08 juin 2011

La cuisine d’Elvis

de Lee Hall
Mise en scène par Régis Mardon, avec Nathalie Mann, Anne Puisais, Pascal Aubert, Benoît Thevenoz.
Donnée récemment aux théâtres des Déchargeurs et du Lucernaire, la pièce programmée au festival-Off à l’Essaïon-Avignon du 8 au 31 juillet prochains rebondit d’abord à l’Essaïon de Paris. Crue, cocasse, cruelle, étourdissante, l’énergie de ses interprètes est bluffante.
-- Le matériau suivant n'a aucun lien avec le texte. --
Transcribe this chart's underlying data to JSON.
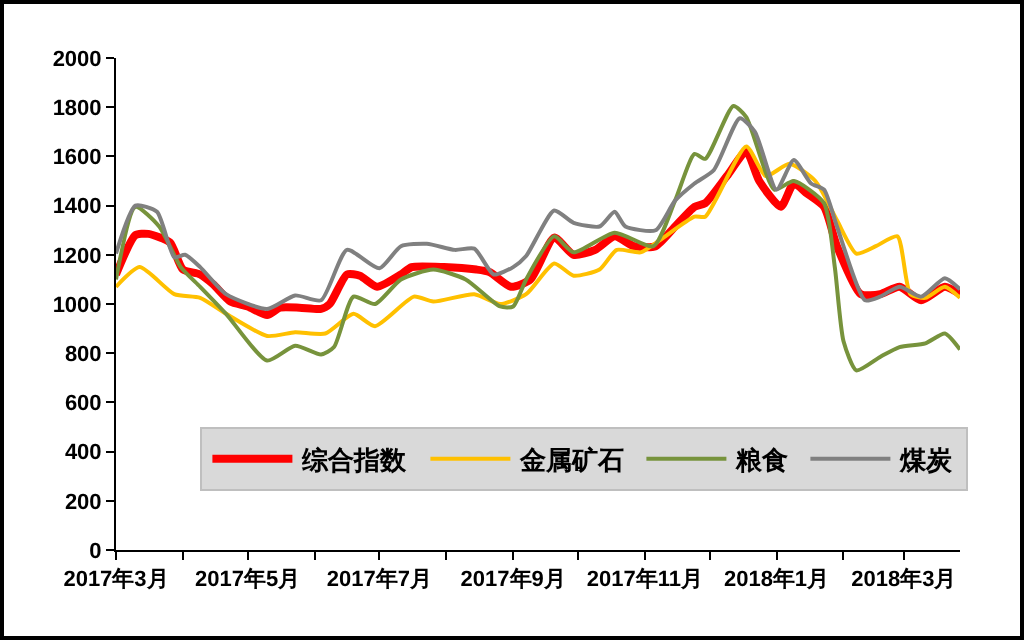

Surtout et paradoxalement celle du père de famille: vieux-vrai-et-faux-ex-Elvis impotent affalé dans un fauteuil roulant que sa fille relègue à droite et à gauche pendant les deux tiers des treize épisodes ; il se réveille, vous confie face public des choses pseudo-philosophiques inintéressantes, du genre interviews de stars à l’auto-satisfaction comparable à celles de sportifs à l’issue d’un match. L’ambiance est bien celle d’un match : la mère (Mam) qui brandit ses quarante ans rutilants est professeur ; ce n’est pas un bon point pour nous car elle se console d’un choix qui n’en est peut-être pas un vrai, verre à la main en permanence. Face à elle sa fille (Jill), non-encore initiée aux choses de la chair se cherche, grignote beaucoup, fricote des plats réconfortants pour son père (Dad) et remet forcément d’abord en question sa mère. Débarque chez Papa-Maman-et-Fifille un « superviseur de gâteaux », au sex-appeal irrésistible d’un authentique Elvis et qui joue diaboliquement bien de son harmonica. Mère et fille basculent, au propre et au figuré. Frustrations, règlements de comptes, on s’empoigne. Lumières drues, déplacements rapides, noirs brusques, disparitions en coulisses et réapparitions de tous. On enchaîne : donc scènes 10, 11 et cette 12 ; la quasi dernière selon Jill, commentatrice de cette mini-saga, dont on sort joyeusement épuisé, c’est à dire heureux. Nathalie Mann est une Mam sexy et spectaculaire qui tient tout à bout de bras. Anne Puisais est sa fille-Jill , mal fagotée, juchée sur des talons démentiels ; rebelle, elle disjoncte parfaitement et en permanence. Benoît Thévenoz est un Elvis junior sexy à vous faire chavirer, mâle avidement sollicité par ces dames en manque, et qui ne sait où donner de la… tête. Pascal Aubert est le Dad qui émerge aux mauvais moments mais sans qui cette famille plutôt à l’envers n’existerait certainement pas.
A l’Essaïon-Avignon, 2 bis place des Carmes, du 8 au 30 juillet.